Uma campanha de ciberespionagem atribuída à China vem mirando provedores de telecomunicações com dois malwares recém-descobertos para Linux e Windows, batizados de Showboat e JMFBackdoor, respectivamente.
A operação está ativa desde pelo menos meados de 2022 e atingiu organizações em diferentes países da Ásia-Pacífico e em partes do Oriente Médio.
A autoria foi atribuída ao grupo de ameaça Calypso, também monitorado como Red Lamassu.
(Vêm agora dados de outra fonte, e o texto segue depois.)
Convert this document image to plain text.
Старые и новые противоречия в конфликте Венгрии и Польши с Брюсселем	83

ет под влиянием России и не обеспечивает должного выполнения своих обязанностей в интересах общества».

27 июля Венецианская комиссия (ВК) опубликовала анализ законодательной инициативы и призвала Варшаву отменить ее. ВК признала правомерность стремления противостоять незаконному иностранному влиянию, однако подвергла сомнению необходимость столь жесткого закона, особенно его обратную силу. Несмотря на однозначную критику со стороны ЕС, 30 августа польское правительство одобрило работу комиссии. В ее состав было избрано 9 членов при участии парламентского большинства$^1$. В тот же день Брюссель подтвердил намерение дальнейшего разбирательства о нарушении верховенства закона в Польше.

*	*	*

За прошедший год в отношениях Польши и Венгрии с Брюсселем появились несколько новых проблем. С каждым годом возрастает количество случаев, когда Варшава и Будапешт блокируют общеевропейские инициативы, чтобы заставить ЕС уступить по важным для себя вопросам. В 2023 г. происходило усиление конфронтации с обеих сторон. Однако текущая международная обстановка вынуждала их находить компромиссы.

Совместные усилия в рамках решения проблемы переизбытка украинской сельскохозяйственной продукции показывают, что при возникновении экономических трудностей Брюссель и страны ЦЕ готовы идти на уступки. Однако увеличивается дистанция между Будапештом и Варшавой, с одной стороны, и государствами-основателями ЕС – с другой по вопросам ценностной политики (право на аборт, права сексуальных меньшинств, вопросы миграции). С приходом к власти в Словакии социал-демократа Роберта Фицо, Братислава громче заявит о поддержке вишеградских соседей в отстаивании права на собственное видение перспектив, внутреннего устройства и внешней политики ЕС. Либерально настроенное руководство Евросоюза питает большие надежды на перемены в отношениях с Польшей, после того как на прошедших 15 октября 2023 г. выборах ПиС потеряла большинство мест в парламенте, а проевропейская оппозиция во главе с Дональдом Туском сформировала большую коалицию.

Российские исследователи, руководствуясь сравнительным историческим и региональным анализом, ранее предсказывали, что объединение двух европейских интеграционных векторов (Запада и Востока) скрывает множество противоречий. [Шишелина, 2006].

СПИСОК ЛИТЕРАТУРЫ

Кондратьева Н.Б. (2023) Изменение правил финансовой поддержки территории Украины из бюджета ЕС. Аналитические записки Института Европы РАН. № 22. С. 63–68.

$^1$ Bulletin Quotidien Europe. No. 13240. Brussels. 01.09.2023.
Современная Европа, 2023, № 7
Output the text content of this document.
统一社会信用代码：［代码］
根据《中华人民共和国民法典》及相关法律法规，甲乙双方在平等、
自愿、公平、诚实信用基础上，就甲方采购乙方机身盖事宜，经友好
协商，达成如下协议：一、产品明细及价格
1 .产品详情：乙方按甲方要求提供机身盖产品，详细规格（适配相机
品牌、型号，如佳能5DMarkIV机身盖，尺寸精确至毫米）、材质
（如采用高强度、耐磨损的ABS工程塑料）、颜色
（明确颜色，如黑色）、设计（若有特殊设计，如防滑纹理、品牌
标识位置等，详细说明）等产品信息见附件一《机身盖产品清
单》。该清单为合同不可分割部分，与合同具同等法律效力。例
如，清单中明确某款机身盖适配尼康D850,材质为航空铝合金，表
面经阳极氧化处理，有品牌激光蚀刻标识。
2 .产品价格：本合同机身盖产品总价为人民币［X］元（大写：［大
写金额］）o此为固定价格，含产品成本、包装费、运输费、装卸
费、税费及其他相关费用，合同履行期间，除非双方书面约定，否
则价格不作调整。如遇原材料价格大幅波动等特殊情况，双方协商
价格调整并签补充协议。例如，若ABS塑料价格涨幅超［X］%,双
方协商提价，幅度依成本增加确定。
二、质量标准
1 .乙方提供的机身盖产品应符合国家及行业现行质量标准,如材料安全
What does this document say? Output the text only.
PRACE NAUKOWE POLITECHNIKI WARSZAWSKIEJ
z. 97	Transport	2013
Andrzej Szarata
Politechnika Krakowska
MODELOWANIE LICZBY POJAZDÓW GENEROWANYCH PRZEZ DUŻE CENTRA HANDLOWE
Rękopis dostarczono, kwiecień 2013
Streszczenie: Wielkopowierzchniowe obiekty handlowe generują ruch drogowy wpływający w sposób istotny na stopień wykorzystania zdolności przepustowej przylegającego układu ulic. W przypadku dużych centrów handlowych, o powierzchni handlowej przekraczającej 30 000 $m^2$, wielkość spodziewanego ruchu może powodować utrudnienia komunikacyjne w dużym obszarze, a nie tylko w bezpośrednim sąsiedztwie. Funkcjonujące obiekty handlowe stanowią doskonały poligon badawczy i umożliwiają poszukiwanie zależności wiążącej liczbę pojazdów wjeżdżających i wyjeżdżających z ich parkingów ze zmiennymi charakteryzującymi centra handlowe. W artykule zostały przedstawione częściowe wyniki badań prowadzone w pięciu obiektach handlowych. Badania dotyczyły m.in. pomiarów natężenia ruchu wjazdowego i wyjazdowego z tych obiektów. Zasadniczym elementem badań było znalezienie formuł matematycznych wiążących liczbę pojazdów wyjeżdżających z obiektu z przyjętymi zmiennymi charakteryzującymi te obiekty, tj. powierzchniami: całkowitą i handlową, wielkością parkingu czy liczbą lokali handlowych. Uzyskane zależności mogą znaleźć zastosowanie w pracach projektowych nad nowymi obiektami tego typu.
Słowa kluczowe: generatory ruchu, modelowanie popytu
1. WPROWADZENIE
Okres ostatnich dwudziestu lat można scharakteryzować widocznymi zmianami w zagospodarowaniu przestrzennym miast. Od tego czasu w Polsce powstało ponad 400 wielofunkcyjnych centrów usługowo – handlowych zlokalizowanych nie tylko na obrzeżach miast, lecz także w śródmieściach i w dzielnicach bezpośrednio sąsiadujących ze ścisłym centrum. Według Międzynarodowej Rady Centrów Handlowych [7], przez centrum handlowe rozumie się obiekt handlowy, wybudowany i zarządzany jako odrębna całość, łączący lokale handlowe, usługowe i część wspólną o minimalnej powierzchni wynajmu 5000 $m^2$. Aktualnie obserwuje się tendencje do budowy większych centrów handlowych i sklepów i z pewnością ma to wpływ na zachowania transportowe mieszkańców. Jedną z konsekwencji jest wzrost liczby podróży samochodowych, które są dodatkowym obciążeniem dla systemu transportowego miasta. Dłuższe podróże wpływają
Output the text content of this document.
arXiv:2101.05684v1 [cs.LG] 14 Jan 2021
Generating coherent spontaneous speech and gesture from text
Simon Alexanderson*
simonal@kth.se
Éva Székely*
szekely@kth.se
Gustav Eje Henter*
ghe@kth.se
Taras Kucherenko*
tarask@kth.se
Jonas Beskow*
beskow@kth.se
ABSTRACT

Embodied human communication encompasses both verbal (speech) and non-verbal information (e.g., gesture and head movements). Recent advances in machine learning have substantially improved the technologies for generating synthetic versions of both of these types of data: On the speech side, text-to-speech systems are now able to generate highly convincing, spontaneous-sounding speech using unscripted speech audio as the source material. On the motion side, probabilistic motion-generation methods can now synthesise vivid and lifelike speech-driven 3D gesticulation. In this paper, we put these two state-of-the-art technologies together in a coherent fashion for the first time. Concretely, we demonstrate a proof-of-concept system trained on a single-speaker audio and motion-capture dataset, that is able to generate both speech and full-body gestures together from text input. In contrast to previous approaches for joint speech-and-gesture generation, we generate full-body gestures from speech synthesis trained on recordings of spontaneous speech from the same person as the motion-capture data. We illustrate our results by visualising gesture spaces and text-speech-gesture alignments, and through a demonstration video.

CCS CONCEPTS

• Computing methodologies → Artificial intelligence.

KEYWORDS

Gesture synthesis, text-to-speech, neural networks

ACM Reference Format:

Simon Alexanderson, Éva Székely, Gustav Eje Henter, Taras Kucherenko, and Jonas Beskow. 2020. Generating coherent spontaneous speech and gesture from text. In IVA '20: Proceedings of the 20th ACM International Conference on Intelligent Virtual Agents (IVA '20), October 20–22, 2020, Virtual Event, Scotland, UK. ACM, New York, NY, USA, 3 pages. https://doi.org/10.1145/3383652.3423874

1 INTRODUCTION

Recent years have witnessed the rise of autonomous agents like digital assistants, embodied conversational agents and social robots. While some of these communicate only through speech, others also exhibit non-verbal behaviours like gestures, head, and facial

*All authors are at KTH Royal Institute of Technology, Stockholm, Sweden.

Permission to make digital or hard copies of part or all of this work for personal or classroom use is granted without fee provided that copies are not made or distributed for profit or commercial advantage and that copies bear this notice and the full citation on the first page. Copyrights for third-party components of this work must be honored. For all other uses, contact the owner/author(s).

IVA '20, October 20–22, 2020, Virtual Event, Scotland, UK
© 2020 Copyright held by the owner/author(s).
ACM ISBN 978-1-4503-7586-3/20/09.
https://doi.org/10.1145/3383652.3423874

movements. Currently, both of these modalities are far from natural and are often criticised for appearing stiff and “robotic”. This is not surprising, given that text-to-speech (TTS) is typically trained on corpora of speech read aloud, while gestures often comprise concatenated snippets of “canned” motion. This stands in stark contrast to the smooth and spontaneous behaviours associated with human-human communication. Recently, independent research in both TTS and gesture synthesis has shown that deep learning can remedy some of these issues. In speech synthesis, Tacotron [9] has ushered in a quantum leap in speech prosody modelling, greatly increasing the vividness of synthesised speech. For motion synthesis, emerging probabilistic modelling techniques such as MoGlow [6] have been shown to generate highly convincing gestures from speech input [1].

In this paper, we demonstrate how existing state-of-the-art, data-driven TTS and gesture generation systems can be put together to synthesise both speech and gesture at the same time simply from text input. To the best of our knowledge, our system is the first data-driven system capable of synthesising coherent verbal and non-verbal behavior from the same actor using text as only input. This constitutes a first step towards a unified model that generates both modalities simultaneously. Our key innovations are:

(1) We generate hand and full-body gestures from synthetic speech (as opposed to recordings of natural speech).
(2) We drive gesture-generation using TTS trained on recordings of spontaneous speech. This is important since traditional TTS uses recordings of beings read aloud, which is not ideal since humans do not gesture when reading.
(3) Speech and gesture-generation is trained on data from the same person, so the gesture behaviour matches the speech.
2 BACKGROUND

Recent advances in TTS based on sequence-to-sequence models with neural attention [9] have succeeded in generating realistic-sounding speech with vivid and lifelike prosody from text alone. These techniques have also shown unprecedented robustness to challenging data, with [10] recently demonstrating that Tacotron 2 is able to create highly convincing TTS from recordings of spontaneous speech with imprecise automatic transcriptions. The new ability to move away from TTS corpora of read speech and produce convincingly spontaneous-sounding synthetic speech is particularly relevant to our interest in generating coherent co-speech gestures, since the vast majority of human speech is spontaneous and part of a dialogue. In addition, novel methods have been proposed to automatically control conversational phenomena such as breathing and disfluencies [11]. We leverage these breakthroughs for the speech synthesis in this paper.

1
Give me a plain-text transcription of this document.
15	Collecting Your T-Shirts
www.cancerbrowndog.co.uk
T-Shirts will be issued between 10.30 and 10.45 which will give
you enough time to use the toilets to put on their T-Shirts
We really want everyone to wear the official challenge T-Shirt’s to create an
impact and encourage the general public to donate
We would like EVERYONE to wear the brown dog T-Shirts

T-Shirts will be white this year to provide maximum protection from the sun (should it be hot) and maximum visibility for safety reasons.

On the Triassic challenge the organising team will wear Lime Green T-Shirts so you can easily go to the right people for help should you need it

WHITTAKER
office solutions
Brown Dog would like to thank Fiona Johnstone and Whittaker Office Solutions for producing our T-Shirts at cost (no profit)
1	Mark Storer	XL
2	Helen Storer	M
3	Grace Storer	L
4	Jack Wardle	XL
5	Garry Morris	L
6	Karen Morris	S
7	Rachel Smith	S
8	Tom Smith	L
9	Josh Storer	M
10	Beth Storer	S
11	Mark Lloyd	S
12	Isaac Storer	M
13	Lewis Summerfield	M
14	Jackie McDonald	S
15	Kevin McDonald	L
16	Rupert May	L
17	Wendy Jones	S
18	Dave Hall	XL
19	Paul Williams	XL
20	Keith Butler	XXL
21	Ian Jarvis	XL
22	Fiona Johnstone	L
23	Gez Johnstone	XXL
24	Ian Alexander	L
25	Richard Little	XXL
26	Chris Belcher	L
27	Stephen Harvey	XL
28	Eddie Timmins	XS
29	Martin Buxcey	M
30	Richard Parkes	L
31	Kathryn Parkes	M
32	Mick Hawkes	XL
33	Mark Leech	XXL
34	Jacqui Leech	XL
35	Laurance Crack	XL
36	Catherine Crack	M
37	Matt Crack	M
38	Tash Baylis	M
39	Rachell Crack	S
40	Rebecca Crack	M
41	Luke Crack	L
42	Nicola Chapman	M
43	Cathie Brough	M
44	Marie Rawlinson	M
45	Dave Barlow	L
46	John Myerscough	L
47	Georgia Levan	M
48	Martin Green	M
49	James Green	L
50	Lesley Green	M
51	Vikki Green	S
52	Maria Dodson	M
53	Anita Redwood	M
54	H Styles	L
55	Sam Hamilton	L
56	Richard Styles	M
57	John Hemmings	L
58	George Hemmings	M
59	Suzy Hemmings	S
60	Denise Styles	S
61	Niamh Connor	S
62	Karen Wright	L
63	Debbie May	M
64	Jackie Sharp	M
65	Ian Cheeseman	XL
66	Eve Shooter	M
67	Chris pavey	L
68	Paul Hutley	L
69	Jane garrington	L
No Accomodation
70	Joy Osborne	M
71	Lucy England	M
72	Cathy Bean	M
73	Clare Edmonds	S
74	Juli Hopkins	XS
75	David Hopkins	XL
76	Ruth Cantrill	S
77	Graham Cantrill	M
Segundo pesquisadores da Black Lotus Labs, da Lumen, e da PwC Threat Intelligence, o threat actor montou e usou vários domínios com temática de telecomunicações para se passar por suas vítimas.
No Linux, o implante usado nesses ataques é conhecido como Showboat, ou Showboat/kworker.
Trata-se de um framework modular de pós-exploração criado para manter persistência de longo prazo após a invasão inicial.
O vetor de infecção original ainda não foi identificado.
De acordo com um relatório divulgado hoje pela Black Lotus Labs, assim que o Showboat é implantado em um sistema comprometido, ele passa a coletar informações sobre o host e as envia para um servidor de command and control (C2).
O malware também pode enviar e receber arquivos, ocultar o próprio processo e estabelecer persistência por meio da criação de um novo serviço.
“Uma característica notável é o comando ‘hide’, que permite a um processo se ocultar em uma máquina hospedeira ao recuperar código armazenado em sites externos, como o Pastebin, ou em fóruns online, para uso como um ‘dead drop’”, explicam os pesquisadores da Black Lotus Labs, da Lumen.
Sua função mais relevante é atuar como um proxy SOCKS5 e ponto de pivotamento para encaminhamento de portas, servindo como ponto de apoio em endpoints comprometidos e permitindo que os invasores avancem para outros sistemas da rede interna.
Pesquisadores da PwC Threat Intelligence analisaram a cadeia de infecção do Red Lamassu no Windows e observaram que ela começa com a execução de um script em lote que solta payloads para iniciar um processo de DLL sideloading, com fltMC.exe e FLTLIB.dll.
No fim, o payload final, chamado JMFBackdoor, é carregado.
Segundo os pesquisadores, o JMFBackdoor é um implante completo de espionagem para Windows, com os seguintes recursos:
Acesso a shell reversa, com execução remota de comandos na máquina infectada.
Gerenciamento de arquivos, com envio, download, modificação, movimentação e exclusão de arquivos.
Proxy TCP, usando o sistema da vítima como retransmissor de rede para sistemas internos.
Gerenciamento de processos e serviços, com capacidade de iniciar, parar, criar ou encerrar processos e serviços.
Manipulação do Registro, com alteração de chaves e valores do Windows.
Captura de tela, com registro do desktop da vítima e criptografia das imagens para exfiltração.
Gerenciamento de configuração criptografada, com armazenamento e atualização das configurações do malware em arquivos protegidos.
Autorremoção e anti-forense, com ocultação de atividades, remoção de persistência e eliminação de rastros.
A análise da infraestrutura sugere que os hackers operam com um modelo parcialmente descentralizado.
Nesse formato, vários clusters compartilham padrões semelhantes de geração de certificados e ferramentas, mas miram conjuntos distintos de vítimas.
A Lumen conclui que o arsenal provavelmente é compartilhado por vários grupos de ameaça alinhados à China, cada um focado em regiões diferentes e usando o mesmo ecossistema de malware.